No obstante, no son las únicas situaciones o elementos los que se oponen. El elemento tierra aparece en la descripción del prostíbulo: “La casa se estaba sumiendo. Un día se dieron cuenta de que la tierra de la vereda ya no estaba al mismo nivel que el del piso del salón...” (p. 18). Esto no es más que un índice del hundimiento de un pueblo que estaba por irse para arriba, pero sin la electrificación (ni la carretera) había quedado aislado y olvidado.
Finalmente, al agua se la mencionará en sus diferentes variantes:
-como lluvia que inmoviliza: “La gente que esperaba cerca de la puerta de la capilla se cobijó bajo el alero...detrás de la cortina de agua que caía de las tejas.”(p. 32)
-como invasora: “El agua invadía la cocina a través de las chilcas formando un barro que se pegaba a todo.”(p. 43).

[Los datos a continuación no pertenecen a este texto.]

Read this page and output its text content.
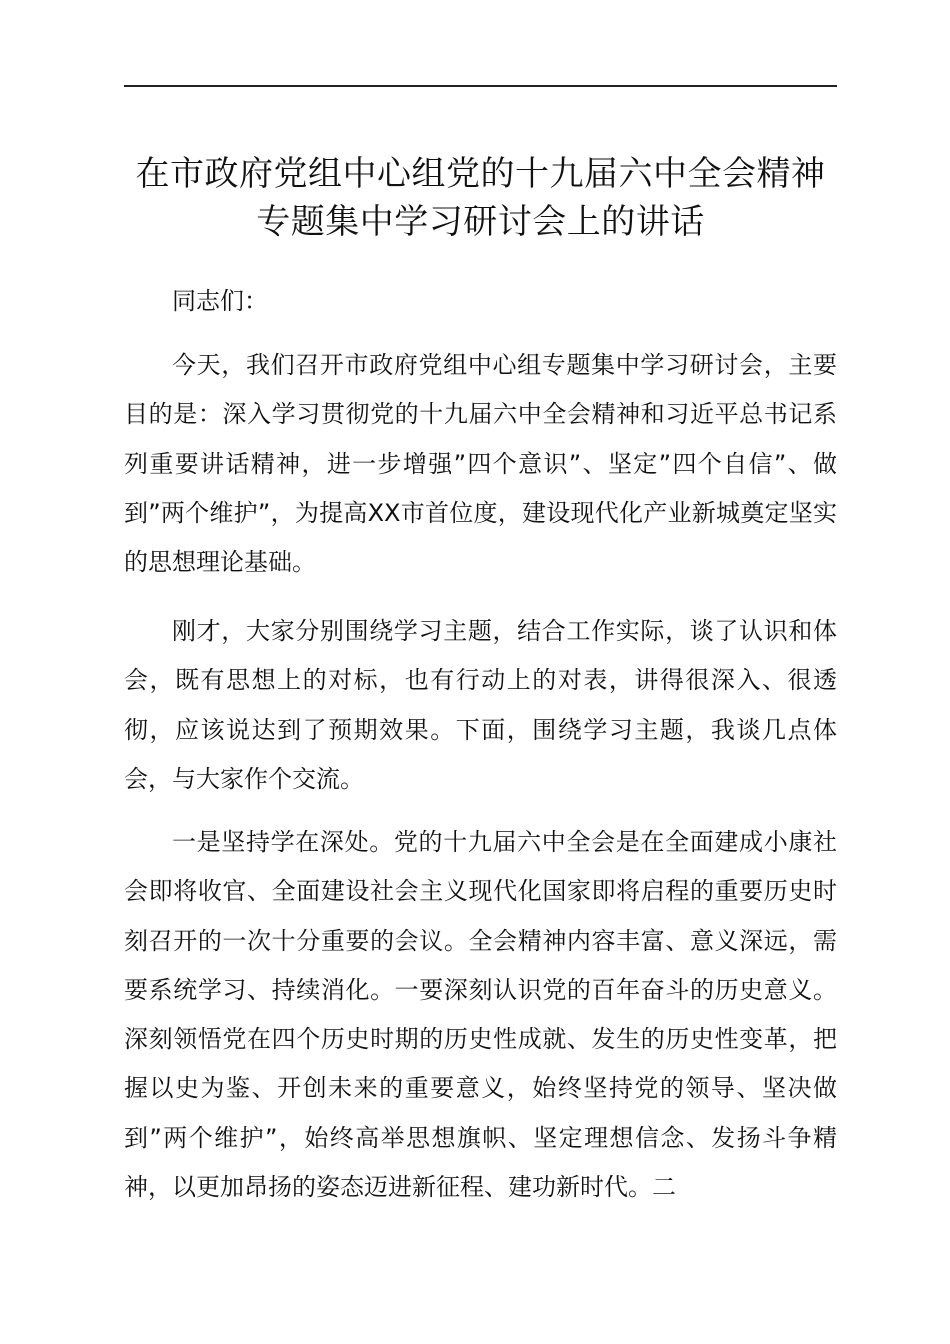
在市政府党组中心组党的十九届六中全会精神
专题集中学习研讨会上的讲话

同志们：

今天，我们召开市政府党组中心组专题集中学习研讨会，主要目的是：深入学习贯彻党的十九届六中全会精神和习近平总书记系列重要讲话精神，进一步增强”四个意识”、坚定”四个自信”、做到”两个维护”，为提高XX市首位度，建设现代化产业新城奠定坚实的思想理论基础。

刚才，大家分别围绕学习主题，结合工作实际，谈了认识和体会，既有思想上的对标，也有行动上的对表，讲得很深入、很透彻，应该说达到了预期效果。下面，围绕学习主题，我谈几点体会，与大家作个交流。

一是坚持学在深处。党的十九届六中全会是在全面建成小康社会即将收官、全面建设社会主义现代化国家即将启程的重要历史时刻召开的一次十分重要的会议。全会精神内容丰富、意义深远，需要系统学习、持续消化。一要深刻认识党的百年奋斗的历史意义。深刻领悟党在四个历史时期的历史性成就、发生的历史性变革，把握以史为鉴、开创未来的重要意义，始终坚持党的领导、坚决做到”两个维护”，始终高举思想旗帜、坚定理想信念、发扬斗争精神，以更加昂扬的姿态迈进新征程、建功新时代。二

-como realidad desesperanzada: “su propia imagen se borroneaba como si le hubiera caído una gota de agua encima, [...], entre gran borrón de agua en que naufraga.”(p. 52)
-como purificación: “Y la lanzaron a la Manuela al agua.”(p. 80)
-como límite: “...la corriente sucia lo separa de la ordenación de las viñas.” (p. 132)
-como muerte/sueño: “hasta que fuera hora de dormir y poder ir dejándose caer gota a gota, dentro del gran charco del sueño...” (p. 104)
-como atracción: “La Japonesita bailaba, raro, porque no bailaba nunca. [...] La vio girar de frente a la puerta abierta de par en par, pegada a él, como derretida, derramada sobre Pancho... ”(p. 105)
No resulta casual la predominancia del frío y de la oscuridad en este pueblo sin cementerio, donde la casa de la Japonesita se van enterrando y donde el agua se convierte en el espejo de sus almas.
Números: el quinto elemento
Además de la simbología de los colores, de los especímenes del reino vegetal/animal y las connotaciones sexuales, los números (específicamente el cinco) poseen una importancia relevante en esta historia.
Se puede interpretar la utilización del número cinco con respecto la Japonesa Grande y Don Alejo. En el primer caso, ella será el único personaje que es percibido por la Manuela con todos los sentidos (su olor, su concavidad, sus gemidos, su boca, su cuerpo caliente). En el segundo, don Alejandro posee un apellido clave: Cruz debemos considerar que este objeto en particular posee un quinto punto que está dado por la intersección de las otras cuatro direcciones (norte, sur este y oeste). Y este estratégico punto evidencia la posición central, desde el punto de vista espacial: la casa de los Cruz y, desde el plano narrativo, el papel de don Alejo en la novela. Veamos: su casa está rodeada de encinas, un pino alto, zarzas, viñas y río. Para entrar allí hay que atravesar el bosque, cruzar por el tronco de un sauce caído o transitar por una avenida de palmeras. El lugar de “este dios benevolente”, que cuenta con un jardín con grandes hortensias, se convierte en el paraíso y nos remite a la connotación bíblica del Edén o espacio sagrado. Con respecto a la centralidad espacial, Mircea Elíade en Tratado de historia de las religiones expresa que “Lo sagrado es siempre peligroso para quien entra en contacto con ello sin haberse preparado, sin haber pasado por los “movimientos de aproximación” que requiere cualquier acto de religión” (1998: 331). De aquí, el fastidio de Don Alejo (el quinto elemento junto a sus cuatro perros guardianes) cuando Pancho Vega irrumpe en la noche para saldar sus deudas.